Saturday, September 10, 2005

Individualidade

“Por que é que essa vozinha obstinada dentro das nossas cabeças nos atormenta dessa maneira?” disse ele, olhando à volta da mesa. “ Não será por nos recordar que estamos vivos, a nossa mortalidade, as nossas almas individuais – a que, ao fim e ao cabo, temos demasiado medo de renunciar e no entanto são o nosso maior motivo de sofrimento? Mas não é muitas vezes a dor também uma forma privilegiada de tomarmos consciência do nosso próprio eu? É uma descoberta terrível a que fazemos em crianças ao verificarmos que somos parte separada do resto do mundo, que nada nem ninguém dói juntamente com a nossa boca escaldada ou joelhos esfolados, que as nossas dores e sofrimentos são só nossos. Mais terrível ainda é constatar, à medida que envelhecemos, que ninguém, por mais querido que seja, poderá alguma vez compreender-nos verdadeiramente. Os nossos eus fazem-nos terrivelmente infelizes, não acham? Lembram-se de Erínias?”
“As Fúrias”, disse Bunny, com os olhos baralhados e perdidos sobre a madeixa de cabelo.
“Exactamente. E como é que elas enlouqueciam as pessoas?
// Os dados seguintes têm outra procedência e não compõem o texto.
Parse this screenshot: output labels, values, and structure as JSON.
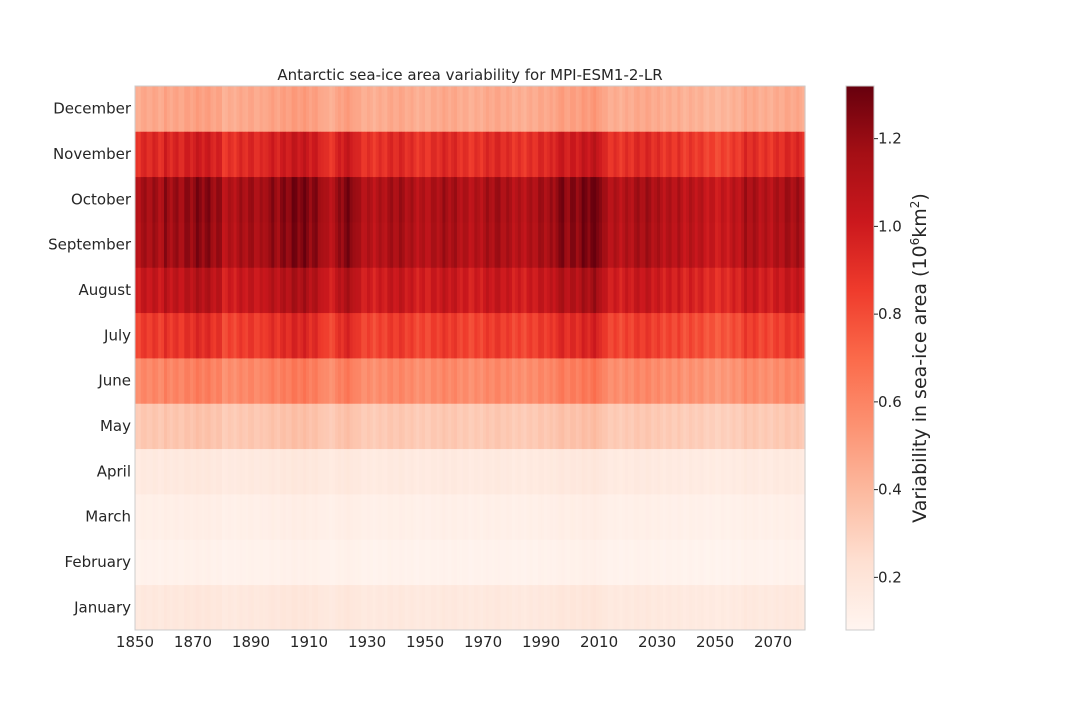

Aumentavam o volume do monólogo interior, ampliavam as qualidades já presentes a um ponto excessivo, transformavam as pessoas nelas próprias a tal ponto que elas não aguentavam.”
Donna Tartt; A História Secreta; Dom Quixote

Religo este extracto, de um dos livros que leio actualmente, com o paradigma da individualidade, constante na pós-modernidade, versus individualismo, enquanto lado destrutivo da individualidade, e ainda com o texto “Vida Real Inventada”, publicado aqui em 7 de Setembro.